With Iran-Backed Conversions, Shiites Gain Ground in Africa

(Wall Street Journal) Yaroslav Trofimov - Not long ago, the few Shiites who could be found in Africa belonged to immigrant communities from Lebanon or the Indian subcontinent. Now, parts of the continent's Sunni Muslim heartland are living through the biggest wave of Sunni-to-Shiite conversions since many Sunni tribes of southern Iraq adopted Shiism in the 19th century. In Nigeria, 12% of the 90 million Muslims have identified themselves as Shiite in a recent survey by the Pew Research Center, up from virtually zero in 1980. The number is 21% for the Muslims of Chad, 20% for Tanzania, and 8% for Ghana. "West African Shiites are of symbolic value to Iran, for it to be able to say that its vision of Islam is expanding rather than shrinking," said Vali Nasr, dean of the School of Advanced International Studies at Johns Hopkins University.

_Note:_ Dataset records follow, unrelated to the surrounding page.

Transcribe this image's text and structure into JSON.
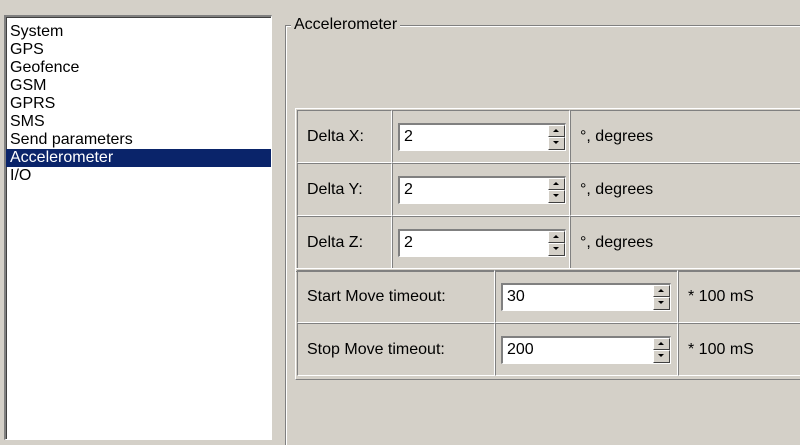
{
  "nav": {
    "items": [
      {
        "label": "System",
        "selected": false
      },
      {
        "label": "GPS",
        "selected": false
      },
      {
        "label": "Geofence",
        "selected": false
      },
      {
        "label": "GSM",
        "selected": false
      },
      {
        "label": "GPRS",
        "selected": false
      },
      {
        "label": "SMS",
        "selected": false
      },
      {
        "label": "Send parameters",
        "selected": false
      },
      {
        "label": "Accelerometer",
        "selected": true
      },
      {
        "label": "I/O",
        "selected": false
      }
    ]
  },
  "group": {
    "title": "Accelerometer"
  },
  "delta": {
    "x": {
      "label": "Delta X:",
      "value": "2",
      "unit": "°, degrees"
    },
    "y": {
      "label": "Delta Y:",
      "value": "2",
      "unit": "°, degrees"
    },
    "z": {
      "label": "Delta Z:",
      "value": "2",
      "unit": "°, degrees"
    }
  },
  "move": {
    "start": {
      "label": "Start Move timeout:",
      "value": "30",
      "unit": "* 100 mS"
    },
    "stop": {
      "label": "Stop Move timeout:",
      "value": "200",
      "unit": "* 100 mS"
    }
  },
  "colors": {
    "face": "#d4d0c8",
    "selection": "#0a246a"
  }
}
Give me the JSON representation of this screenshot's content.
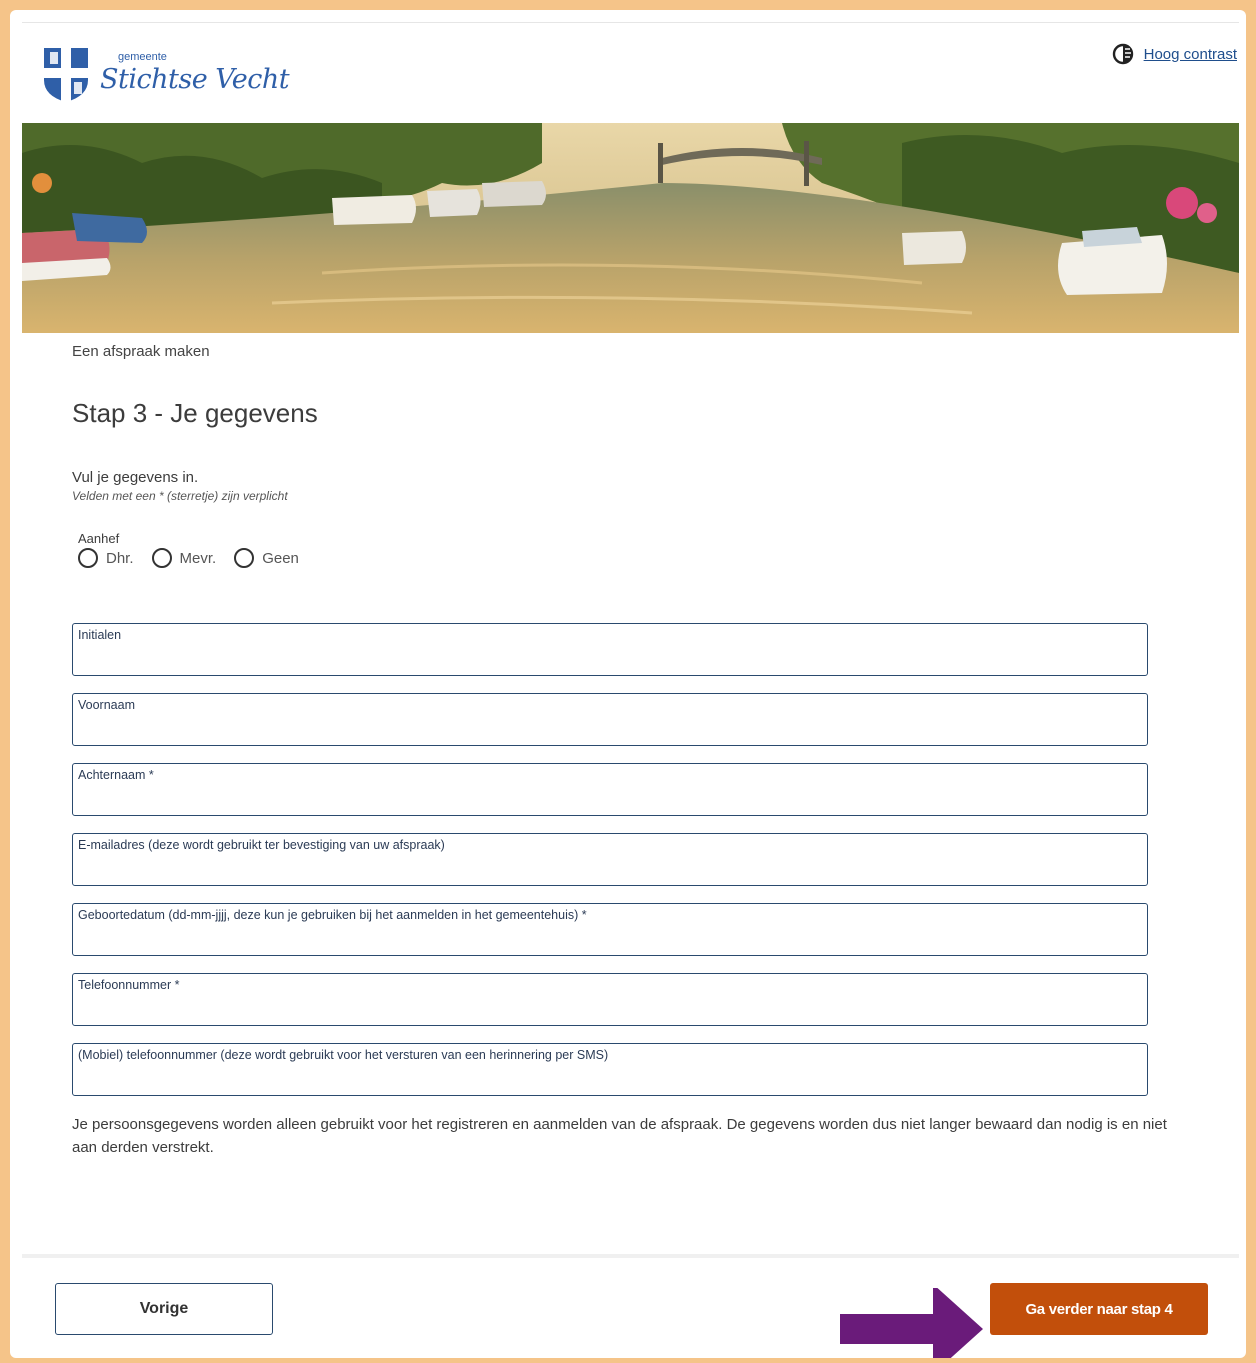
{
  "header": {
    "logo_small": "gemeente",
    "logo_name": "Stichtse Vecht",
    "contrast_link": "Hoog contrast"
  },
  "breadcrumb": "Een afspraak maken",
  "title": "Stap 3 - Je gegevens",
  "intro": "Vul je gegevens in.",
  "required_note": "Velden met een * (sterretje) zijn verplicht",
  "aanhef": {
    "label": "Aanhef",
    "options": [
      "Dhr.",
      "Mevr.",
      "Geen"
    ]
  },
  "fields": [
    {
      "label": "Initialen",
      "value": ""
    },
    {
      "label": "Voornaam",
      "value": ""
    },
    {
      "label": "Achternaam *",
      "value": ""
    },
    {
      "label": "E-mailadres (deze wordt gebruikt ter bevestiging van uw afspraak)",
      "value": ""
    },
    {
      "label": "Geboortedatum (dd-mm-jjjj, deze kun je gebruiken bij het aanmelden in het gemeentehuis) *",
      "value": ""
    },
    {
      "label": "Telefoonnummer *",
      "value": ""
    },
    {
      "label": "(Mobiel) telefoonnummer (deze wordt gebruikt voor het versturen van een herinnering per SMS)",
      "value": ""
    }
  ],
  "privacy_text": "Je persoonsgegevens worden alleen gebruikt voor het registreren en aanmelden van de afspraak. De gegevens worden dus niet langer bewaard dan nodig is en niet aan derden verstrekt.",
  "buttons": {
    "prev": "Vorige",
    "next": "Ga verder naar stap 4"
  },
  "colors": {
    "frame": "#f5c489",
    "brand_blue": "#2f5fa8",
    "next_button": "#c24f0b",
    "arrow": "#6a1b7a"
  },
  "icons": {
    "contrast": "contrast-icon",
    "logo": "shield-cross-icon",
    "annotation_arrow": "arrow-right-icon"
  }
}
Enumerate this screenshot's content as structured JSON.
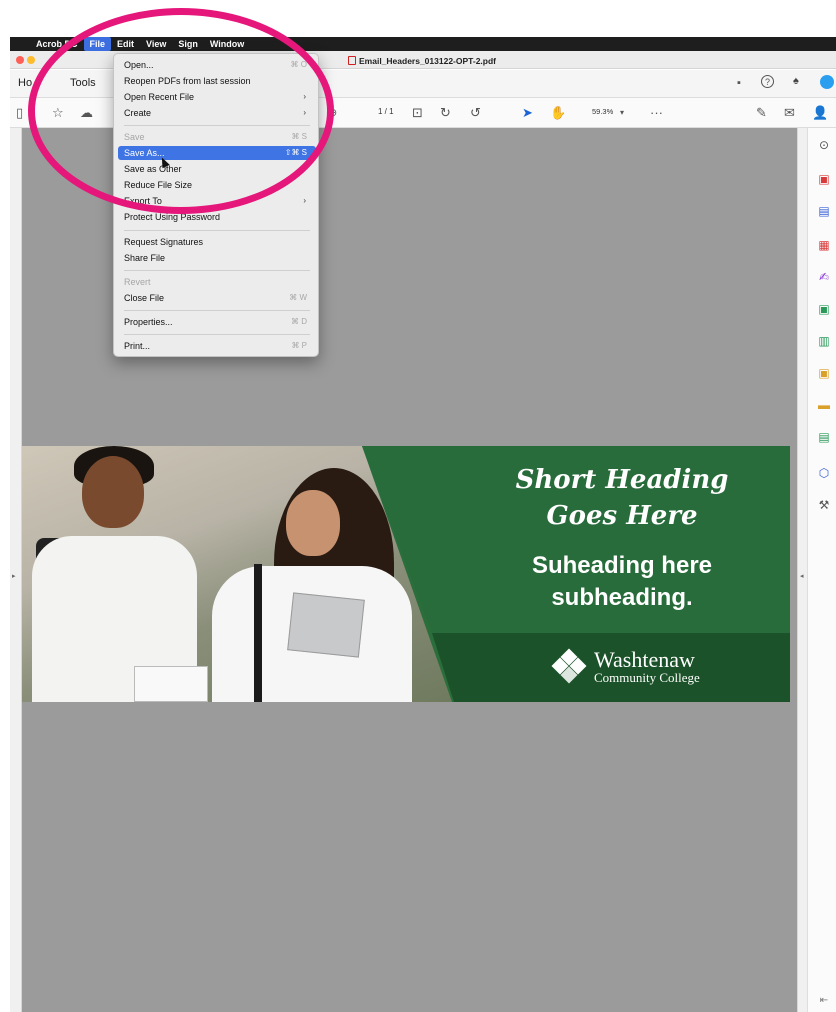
{
  "menubar": {
    "app": "Acrobat Pro DC",
    "app_visible": "Acrob      DC",
    "items": [
      "File",
      "Edit",
      "View",
      "Sign",
      "Window"
    ]
  },
  "document": {
    "tab_title": "Email_Headers_013122-OPT-2.pdf"
  },
  "tabs": {
    "home": "Home",
    "home_visible": "Ho  e",
    "tools": "Tools"
  },
  "toolbar": {
    "page_indicator": "1  / 1",
    "zoom": "59.3%",
    "more": "···"
  },
  "file_menu": {
    "items": [
      {
        "label": "Open...",
        "shortcut": "⌘ O",
        "enabled": true
      },
      {
        "label": "Reopen PDFs from last session",
        "shortcut": "",
        "enabled": true
      },
      {
        "label": "Open Recent File",
        "shortcut": "",
        "submenu": true,
        "enabled": true
      },
      {
        "label": "Create",
        "shortcut": "",
        "submenu": true,
        "enabled": true
      },
      {
        "label": "Save",
        "shortcut": "⌘ S",
        "enabled": false
      },
      {
        "label": "Save As...",
        "shortcut": "⇧⌘ S",
        "enabled": true,
        "highlighted": true
      },
      {
        "label": "Save as Other",
        "shortcut": "",
        "submenu": true,
        "enabled": true
      },
      {
        "label": "Reduce File Size",
        "shortcut": "",
        "enabled": true
      },
      {
        "label": "Export To",
        "shortcut": "",
        "submenu": true,
        "enabled": true
      },
      {
        "label": "Protect Using Password",
        "shortcut": "",
        "enabled": true
      },
      {
        "label": "Request Signatures",
        "shortcut": "",
        "enabled": true
      },
      {
        "label": "Share File",
        "shortcut": "",
        "enabled": true
      },
      {
        "label": "Revert",
        "shortcut": "",
        "enabled": false
      },
      {
        "label": "Close File",
        "shortcut": "⌘ W",
        "enabled": true
      },
      {
        "label": "Properties...",
        "shortcut": "⌘ D",
        "enabled": true
      },
      {
        "label": "Print...",
        "shortcut": "⌘ P",
        "enabled": true
      }
    ]
  },
  "banner": {
    "heading_line1": "Short Heading",
    "heading_line2": "Goes Here",
    "subheading_line1": "Suheading here",
    "subheading_line2": "subheading.",
    "logo_name": "Washtenaw",
    "logo_sub": "Community College"
  },
  "colors": {
    "highlight_ellipse": "#e5177b",
    "menu_highlight": "#3e74e3",
    "banner_green": "#276c3a",
    "banner_dark_green": "#1b5229",
    "doc_background": "#9b9b9b"
  },
  "right_panel_icons": [
    "comment-icon",
    "create-pdf-icon",
    "combine-files-icon",
    "organize-pages-icon",
    "fill-sign-icon",
    "edit-pdf-icon",
    "export-pdf-icon",
    "scan-ocr-icon",
    "comment-tool-icon",
    "print-production-icon",
    "protect-icon",
    "more-tools-icon"
  ]
}
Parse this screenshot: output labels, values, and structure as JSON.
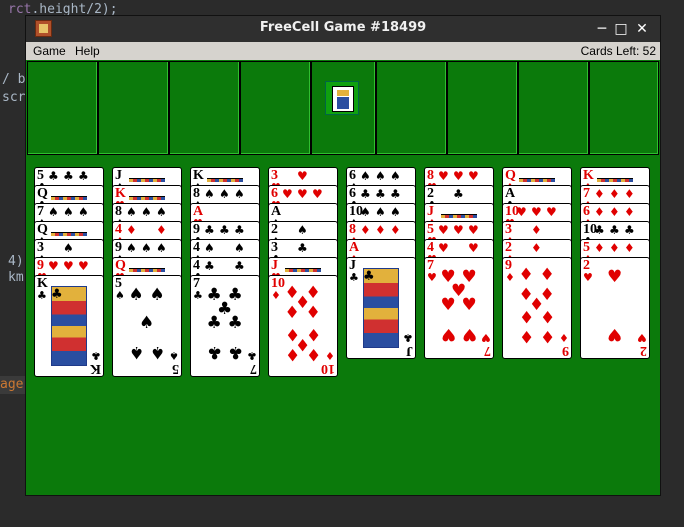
{
  "editor": {
    "lines": [
      {
        "text": "rct.height/2);",
        "hl": "rct",
        "kw": ""
      },
      {
        "text": "/ b",
        "hl": "",
        "kw": ""
      },
      {
        "text": "scr",
        "hl": "",
        "kw": ""
      },
      {
        "text": "4)",
        "hl": "",
        "kw": ""
      },
      {
        "text": "km",
        "hl": "",
        "kw": ""
      },
      {
        "text": "age",
        "hl": "",
        "kw": ""
      }
    ]
  },
  "window": {
    "title": "FreeCell Game #18499",
    "buttons": {
      "minimize": "─",
      "maximize": "□",
      "close": "✕"
    },
    "menu": {
      "game": "Game",
      "help": "Help"
    },
    "status": "Cards Left: 52"
  },
  "colors": {
    "felt": "#0b7a0b",
    "red": "#e00000",
    "black": "#000000"
  },
  "tableau": [
    [
      {
        "rank": "5",
        "suit": "♣",
        "color": "black"
      },
      {
        "rank": "Q",
        "suit": "♣",
        "color": "black"
      },
      {
        "rank": "7",
        "suit": "♠",
        "color": "black"
      },
      {
        "rank": "Q",
        "suit": "♠",
        "color": "black"
      },
      {
        "rank": "3",
        "suit": "♠",
        "color": "black"
      },
      {
        "rank": "9",
        "suit": "♥",
        "color": "red"
      },
      {
        "rank": "K",
        "suit": "♣",
        "color": "black"
      }
    ],
    [
      {
        "rank": "J",
        "suit": "♠",
        "color": "black"
      },
      {
        "rank": "K",
        "suit": "♥",
        "color": "red"
      },
      {
        "rank": "8",
        "suit": "♠",
        "color": "black"
      },
      {
        "rank": "4",
        "suit": "♦",
        "color": "red"
      },
      {
        "rank": "9",
        "suit": "♠",
        "color": "black"
      },
      {
        "rank": "Q",
        "suit": "♥",
        "color": "red"
      },
      {
        "rank": "5",
        "suit": "♠",
        "color": "black"
      }
    ],
    [
      {
        "rank": "K",
        "suit": "♠",
        "color": "black"
      },
      {
        "rank": "8",
        "suit": "♠",
        "color": "black"
      },
      {
        "rank": "A",
        "suit": "♥",
        "color": "red"
      },
      {
        "rank": "9",
        "suit": "♣",
        "color": "black"
      },
      {
        "rank": "4",
        "suit": "♠",
        "color": "black"
      },
      {
        "rank": "4",
        "suit": "♣",
        "color": "black"
      },
      {
        "rank": "7",
        "suit": "♣",
        "color": "black"
      }
    ],
    [
      {
        "rank": "3",
        "suit": "♥",
        "color": "red"
      },
      {
        "rank": "6",
        "suit": "♥",
        "color": "red"
      },
      {
        "rank": "A",
        "suit": "♠",
        "color": "black"
      },
      {
        "rank": "2",
        "suit": "♠",
        "color": "black"
      },
      {
        "rank": "3",
        "suit": "♣",
        "color": "black"
      },
      {
        "rank": "J",
        "suit": "♥",
        "color": "red"
      },
      {
        "rank": "10",
        "suit": "♦",
        "color": "red"
      }
    ],
    [
      {
        "rank": "6",
        "suit": "♠",
        "color": "black"
      },
      {
        "rank": "6",
        "suit": "♣",
        "color": "black"
      },
      {
        "rank": "10",
        "suit": "♠",
        "color": "black"
      },
      {
        "rank": "8",
        "suit": "♦",
        "color": "red"
      },
      {
        "rank": "A",
        "suit": "♦",
        "color": "red"
      },
      {
        "rank": "J",
        "suit": "♣",
        "color": "black"
      }
    ],
    [
      {
        "rank": "8",
        "suit": "♥",
        "color": "red"
      },
      {
        "rank": "2",
        "suit": "♣",
        "color": "black"
      },
      {
        "rank": "J",
        "suit": "♦",
        "color": "red"
      },
      {
        "rank": "5",
        "suit": "♥",
        "color": "red"
      },
      {
        "rank": "4",
        "suit": "♥",
        "color": "red"
      },
      {
        "rank": "7",
        "suit": "♥",
        "color": "red"
      }
    ],
    [
      {
        "rank": "Q",
        "suit": "♦",
        "color": "red"
      },
      {
        "rank": "A",
        "suit": "♣",
        "color": "black"
      },
      {
        "rank": "10",
        "suit": "♥",
        "color": "red"
      },
      {
        "rank": "3",
        "suit": "♦",
        "color": "red"
      },
      {
        "rank": "2",
        "suit": "♦",
        "color": "red"
      },
      {
        "rank": "9",
        "suit": "♦",
        "color": "red"
      }
    ],
    [
      {
        "rank": "K",
        "suit": "♦",
        "color": "red"
      },
      {
        "rank": "7",
        "suit": "♦",
        "color": "red"
      },
      {
        "rank": "6",
        "suit": "♦",
        "color": "red"
      },
      {
        "rank": "10",
        "suit": "♣",
        "color": "black"
      },
      {
        "rank": "5",
        "suit": "♦",
        "color": "red"
      },
      {
        "rank": "2",
        "suit": "♥",
        "color": "red"
      }
    ]
  ]
}
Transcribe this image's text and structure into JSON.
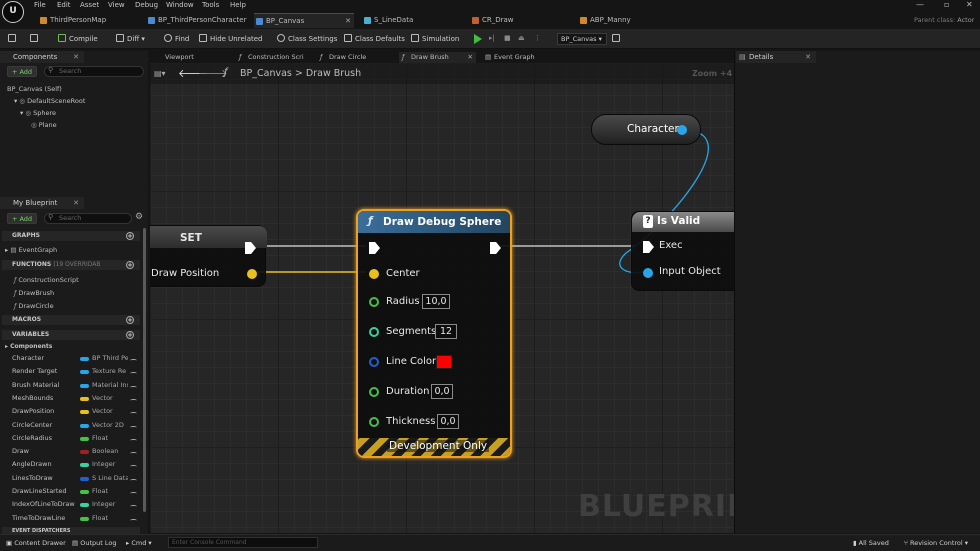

The Shiite wave in Africa kicked off with Iran's Islamic revolution in 1979. The vast majority of Sunni Muslims in Nigeria and other countries of sub-Saharan Africa follow the mystical Sufi tradition that abhors the kind of radicalism spread by Boko Haram or the ultraconservative Islam promoted by Saudi Arabia. But Sufi leaders are increasingly worried by the Shiite penetration.